We are enticed early to understand the terrors of the afterworld. If you aren’t dragged, perplexed and often dehydrated, to a funeral by the age of five, then trick-or-treating provides the framework. Ghosts, apparitions, bones and skulls, coffins the size of cars, shrieks in the middle of the night: Macbeth’s world.
Ominous, elegant architecture stalls out in our mind’s eye because somewhere within the sepia of our memory is a Victorian home we visited to see an elder aunt or uncle or withering great-grandparent.
I vividly remember the horrible haunted house in Wilson, North Carolina, the mausoleum in the cemetery with the cracked corner where you peer inside and fathom the cold darkness. I dared not touch the iron fence around the abandoned house where the Wilson witches once lived.
So I wonder why Arthur C. Clarke would choose to write his seminal short novel, 2001: A Space Odyssey, in New York City’s most haunted hotel, the Chelsea. However, the more I think about it, the more sense it makes.

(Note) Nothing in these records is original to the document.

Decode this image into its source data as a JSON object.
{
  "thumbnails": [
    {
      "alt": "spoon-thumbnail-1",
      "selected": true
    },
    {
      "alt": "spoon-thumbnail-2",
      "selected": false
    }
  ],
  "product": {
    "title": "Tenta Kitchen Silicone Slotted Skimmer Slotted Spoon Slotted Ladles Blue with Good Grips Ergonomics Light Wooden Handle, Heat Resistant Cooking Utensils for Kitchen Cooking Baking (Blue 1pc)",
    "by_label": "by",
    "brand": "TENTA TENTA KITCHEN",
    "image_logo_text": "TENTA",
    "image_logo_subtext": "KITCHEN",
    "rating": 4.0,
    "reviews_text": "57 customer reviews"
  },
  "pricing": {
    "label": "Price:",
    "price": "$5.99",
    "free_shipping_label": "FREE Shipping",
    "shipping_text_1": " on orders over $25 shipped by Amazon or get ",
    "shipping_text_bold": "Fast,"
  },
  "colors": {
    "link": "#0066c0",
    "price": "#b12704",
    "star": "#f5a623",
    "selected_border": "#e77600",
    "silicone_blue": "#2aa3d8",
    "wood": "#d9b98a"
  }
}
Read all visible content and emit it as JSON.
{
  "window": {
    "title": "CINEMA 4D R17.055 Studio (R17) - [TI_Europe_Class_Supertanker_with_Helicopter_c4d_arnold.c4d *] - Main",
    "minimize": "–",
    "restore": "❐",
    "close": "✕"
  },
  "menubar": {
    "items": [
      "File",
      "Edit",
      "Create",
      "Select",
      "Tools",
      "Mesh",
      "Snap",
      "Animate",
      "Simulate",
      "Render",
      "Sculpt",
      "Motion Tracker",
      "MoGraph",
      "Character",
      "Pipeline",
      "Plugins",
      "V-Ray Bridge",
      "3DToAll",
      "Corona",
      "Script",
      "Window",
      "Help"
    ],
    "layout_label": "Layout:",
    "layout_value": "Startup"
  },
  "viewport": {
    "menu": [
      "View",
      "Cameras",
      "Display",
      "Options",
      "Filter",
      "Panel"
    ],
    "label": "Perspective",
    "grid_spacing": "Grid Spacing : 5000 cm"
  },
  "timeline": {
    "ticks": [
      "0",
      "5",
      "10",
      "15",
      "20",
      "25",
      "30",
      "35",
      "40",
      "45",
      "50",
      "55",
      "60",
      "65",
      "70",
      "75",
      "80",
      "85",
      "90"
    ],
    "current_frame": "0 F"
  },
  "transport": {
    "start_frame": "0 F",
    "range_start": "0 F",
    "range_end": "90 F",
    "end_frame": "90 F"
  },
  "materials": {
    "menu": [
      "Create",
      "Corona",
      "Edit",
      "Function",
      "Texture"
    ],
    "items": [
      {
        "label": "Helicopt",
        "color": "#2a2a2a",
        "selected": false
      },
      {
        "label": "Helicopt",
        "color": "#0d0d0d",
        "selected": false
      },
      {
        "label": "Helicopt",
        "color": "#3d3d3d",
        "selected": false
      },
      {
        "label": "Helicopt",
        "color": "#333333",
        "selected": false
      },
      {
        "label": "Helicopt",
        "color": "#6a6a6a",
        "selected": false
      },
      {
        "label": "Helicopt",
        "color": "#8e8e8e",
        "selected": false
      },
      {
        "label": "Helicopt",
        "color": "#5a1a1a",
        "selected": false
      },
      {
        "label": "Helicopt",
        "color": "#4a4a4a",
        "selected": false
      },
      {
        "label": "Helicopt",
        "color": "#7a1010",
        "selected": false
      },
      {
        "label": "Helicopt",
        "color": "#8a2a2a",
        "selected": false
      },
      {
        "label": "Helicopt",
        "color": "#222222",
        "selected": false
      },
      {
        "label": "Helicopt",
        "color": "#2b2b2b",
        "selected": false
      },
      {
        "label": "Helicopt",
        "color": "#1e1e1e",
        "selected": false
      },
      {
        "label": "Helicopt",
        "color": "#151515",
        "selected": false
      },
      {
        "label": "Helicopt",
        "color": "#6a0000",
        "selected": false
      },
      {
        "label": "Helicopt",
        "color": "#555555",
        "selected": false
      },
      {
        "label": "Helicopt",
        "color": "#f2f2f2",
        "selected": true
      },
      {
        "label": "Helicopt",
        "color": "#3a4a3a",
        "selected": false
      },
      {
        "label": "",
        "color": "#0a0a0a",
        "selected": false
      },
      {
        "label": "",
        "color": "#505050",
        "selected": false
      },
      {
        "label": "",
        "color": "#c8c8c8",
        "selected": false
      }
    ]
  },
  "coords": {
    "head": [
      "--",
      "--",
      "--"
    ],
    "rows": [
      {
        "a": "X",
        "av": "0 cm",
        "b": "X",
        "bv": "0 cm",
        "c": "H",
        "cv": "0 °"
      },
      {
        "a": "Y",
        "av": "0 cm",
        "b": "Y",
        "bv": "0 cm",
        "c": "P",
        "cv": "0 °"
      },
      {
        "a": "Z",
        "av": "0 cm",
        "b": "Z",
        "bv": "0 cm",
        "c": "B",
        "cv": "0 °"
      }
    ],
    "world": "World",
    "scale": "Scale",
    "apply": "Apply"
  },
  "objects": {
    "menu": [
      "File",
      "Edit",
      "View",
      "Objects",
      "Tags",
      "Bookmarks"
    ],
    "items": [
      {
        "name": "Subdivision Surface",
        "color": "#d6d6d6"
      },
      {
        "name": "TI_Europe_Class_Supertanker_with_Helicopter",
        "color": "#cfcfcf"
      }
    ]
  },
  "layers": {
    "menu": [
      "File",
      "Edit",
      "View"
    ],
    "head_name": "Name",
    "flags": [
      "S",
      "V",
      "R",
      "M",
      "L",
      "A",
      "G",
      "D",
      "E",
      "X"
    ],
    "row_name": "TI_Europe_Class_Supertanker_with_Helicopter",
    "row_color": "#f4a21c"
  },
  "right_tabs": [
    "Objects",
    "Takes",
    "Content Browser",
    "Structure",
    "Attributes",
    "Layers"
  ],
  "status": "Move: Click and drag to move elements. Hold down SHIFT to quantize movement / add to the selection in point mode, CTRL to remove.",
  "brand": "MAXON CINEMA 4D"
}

When you’re burrowing a glowing, humming monolith into the planet’s psyche, what better place to occupy than one of America’s hallowed markers of culture and debauchery? Clarke’s novel was published fifty years before HAL’s devious plot unwinds aboard the Discovery. Years before Janis Joplin and Leonard Cohen checked in. It was written in the era of Dylan Thomas and Larry Rivers, between Mark Twain and Sid Viscous. Stanley Kubrick, who would direct the film adaption of 2001, would stay there.
But did Clarke come up with his primal character, Moon-Watcher, while finishing a takeout meal, pushing chicken bones around on a paper plate, rendering his appetite sated, but his subconscious suspicions acidic with mistrust for modernity?
The faster the future comes, the more we want to predict it. We don’t seem to have time for monoliths anymore. There isn’t so much interest in space these days, either. With civil wars and economic dystopia ripping through our headlines, we have little time to wax poetic or nostalgic. And when we do have time for things, we search our glass screens for solace and enlightenment.
The news streams are so chaotic, I can’t seem to clear my head. It’s as though I can hear “Daisy Bell” in my ears at all hours, every day, in light and darkness. HAL sings this song as he descends into silicon madness. I wonder who played it, on a scratchy phonograph, inside the walls of the Chelsea, as Clarke sat with his pen poised over paper, scratching out his bleak descent of man.